Just this past weekend, the pastor-man at our church gave a super-special sermon on giving, peace, rest, etc. like one I have never heard.  I grew up in the church, so truth be known, I have heard a lot of these sermons before.  All very true.  All very biblical, but at the end of the day--all quite ineffective in pushing me in to life-changing generosity.  But this sermon really hit home.  He dispelled two very poignant myths I had not even realized I had bought in to.  Number uno:  I do not need 100% of what I have--God gave us 7 days, and one of those he dedicated to rest.  As if to say--"You have these 6 days to work, and I know your life is full, but you don't need 7 to work.  One is for rest."  And same with finances--whatever we have, be it a lot or a little--we simply *do not* need it all.  Although I am pretty darn savvy at convincing myself how thoroughly and truly I do need things.  The second myth was even more enlightening.  When it comes to generosity, I had always thought that greed was the opposite--or at least the root of why people (read: I) didn't give more.  Which never really made sense in my mind because I just don't really believe that I am a greedy person.  But what pastor-man stated was that greed is the little brother of fear.  Fear is the real reason we don't give more.  The enemy has seriously twisted our desire to be good stewards of money and responsible to make us believe we need (or may very well at some point need) way more that we actually do.  It is the whole "man storing up food in his storage shed" parable.  And then he said it.  In all areas of our lives, God has called us to have margins... in our time, in our work, in our finances, in our commitments.   We need those margins to be able to be flexible with where ever or whenever we should be called to use them.

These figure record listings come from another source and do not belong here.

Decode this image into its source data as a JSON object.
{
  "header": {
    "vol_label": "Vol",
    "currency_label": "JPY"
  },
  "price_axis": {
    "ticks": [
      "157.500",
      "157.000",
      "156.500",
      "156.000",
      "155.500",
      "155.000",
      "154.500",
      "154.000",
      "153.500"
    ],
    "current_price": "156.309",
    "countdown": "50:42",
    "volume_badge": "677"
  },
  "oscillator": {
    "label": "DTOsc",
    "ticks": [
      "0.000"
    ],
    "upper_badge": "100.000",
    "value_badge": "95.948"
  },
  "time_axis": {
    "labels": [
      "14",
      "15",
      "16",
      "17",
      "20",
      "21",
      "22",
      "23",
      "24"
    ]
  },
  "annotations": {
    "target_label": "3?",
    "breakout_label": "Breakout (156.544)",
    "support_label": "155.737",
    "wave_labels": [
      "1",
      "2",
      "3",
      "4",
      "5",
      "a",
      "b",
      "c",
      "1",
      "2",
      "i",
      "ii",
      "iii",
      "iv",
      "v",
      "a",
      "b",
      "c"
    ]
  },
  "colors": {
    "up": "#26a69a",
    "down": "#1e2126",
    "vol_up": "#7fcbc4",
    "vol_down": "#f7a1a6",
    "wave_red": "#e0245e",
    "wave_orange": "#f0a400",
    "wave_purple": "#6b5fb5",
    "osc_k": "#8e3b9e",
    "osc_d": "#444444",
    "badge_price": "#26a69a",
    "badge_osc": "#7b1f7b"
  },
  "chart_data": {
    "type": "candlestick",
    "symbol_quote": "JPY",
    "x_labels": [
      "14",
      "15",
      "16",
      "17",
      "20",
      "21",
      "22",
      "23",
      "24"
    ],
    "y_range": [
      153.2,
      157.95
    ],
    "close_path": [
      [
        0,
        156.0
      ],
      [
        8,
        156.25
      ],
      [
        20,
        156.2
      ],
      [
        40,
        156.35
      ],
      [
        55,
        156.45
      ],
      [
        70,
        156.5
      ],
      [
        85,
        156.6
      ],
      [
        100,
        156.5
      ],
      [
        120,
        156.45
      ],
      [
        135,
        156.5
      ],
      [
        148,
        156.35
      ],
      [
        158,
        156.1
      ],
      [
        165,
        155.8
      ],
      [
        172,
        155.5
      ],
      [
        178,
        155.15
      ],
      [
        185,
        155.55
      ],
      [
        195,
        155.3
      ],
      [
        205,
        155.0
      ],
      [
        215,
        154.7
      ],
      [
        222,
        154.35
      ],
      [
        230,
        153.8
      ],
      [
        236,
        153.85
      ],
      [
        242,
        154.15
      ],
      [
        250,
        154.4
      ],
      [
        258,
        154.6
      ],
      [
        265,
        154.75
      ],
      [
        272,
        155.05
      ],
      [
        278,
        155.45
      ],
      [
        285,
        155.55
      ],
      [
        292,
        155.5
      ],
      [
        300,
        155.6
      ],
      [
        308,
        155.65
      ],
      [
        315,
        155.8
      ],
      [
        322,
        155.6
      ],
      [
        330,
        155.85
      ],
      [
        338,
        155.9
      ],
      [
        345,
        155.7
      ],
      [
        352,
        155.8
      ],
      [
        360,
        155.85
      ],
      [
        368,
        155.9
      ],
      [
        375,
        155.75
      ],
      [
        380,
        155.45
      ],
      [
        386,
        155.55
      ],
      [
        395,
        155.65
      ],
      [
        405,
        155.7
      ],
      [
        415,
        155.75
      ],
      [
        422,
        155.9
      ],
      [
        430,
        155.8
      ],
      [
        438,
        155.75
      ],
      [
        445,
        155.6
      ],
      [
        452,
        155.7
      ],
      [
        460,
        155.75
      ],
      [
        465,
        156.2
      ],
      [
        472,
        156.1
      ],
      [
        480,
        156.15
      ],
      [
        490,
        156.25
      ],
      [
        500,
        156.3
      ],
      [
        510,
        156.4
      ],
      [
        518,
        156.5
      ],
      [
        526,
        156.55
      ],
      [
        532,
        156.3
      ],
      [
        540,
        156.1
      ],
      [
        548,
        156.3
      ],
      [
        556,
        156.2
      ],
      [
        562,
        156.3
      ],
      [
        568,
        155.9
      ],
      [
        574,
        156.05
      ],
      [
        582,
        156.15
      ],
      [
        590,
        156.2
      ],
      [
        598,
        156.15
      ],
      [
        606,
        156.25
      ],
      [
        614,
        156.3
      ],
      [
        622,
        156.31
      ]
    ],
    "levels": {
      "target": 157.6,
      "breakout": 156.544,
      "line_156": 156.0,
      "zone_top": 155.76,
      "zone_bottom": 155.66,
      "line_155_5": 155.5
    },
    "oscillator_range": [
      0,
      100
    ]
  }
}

And the margins in my life are the area that are closing in with rapid acceleration.  

I feel like my photography has been improving in leap and bounds lately.  More friends are asking me to shoot photos and there is more content that I am working hard on and would love to share.  Not only that, but I am moving past copying final edits to a USB and leaving them on my porch or spending 4 bajillion hours piece and parceling emails with edited photos.  I want a cohesive workspace to view and organize my work, so i think it's about time.  I got married this past July, so I figure I can go ahead and lock in the last name on the "brand" now.  (There will always be those things men just never understand!)  I am working on the layout and hopeful of what this platform can offer to my photography, my hobby.  So, there are 3 reason, based on the rambling above why now I have decided to launch this new site.  

 

bri costello photography logo

 

1.  a place to view, organize, cull, curate, and ultimately improve my work.

2. a space that will allow clients to view their photos, order prints, ask questions, etc.

3. a fun way to organize shoots, maybe have a few new people see what I am doing, and chronicle that progress.

So, hope you enjoy.  More to come from the margins.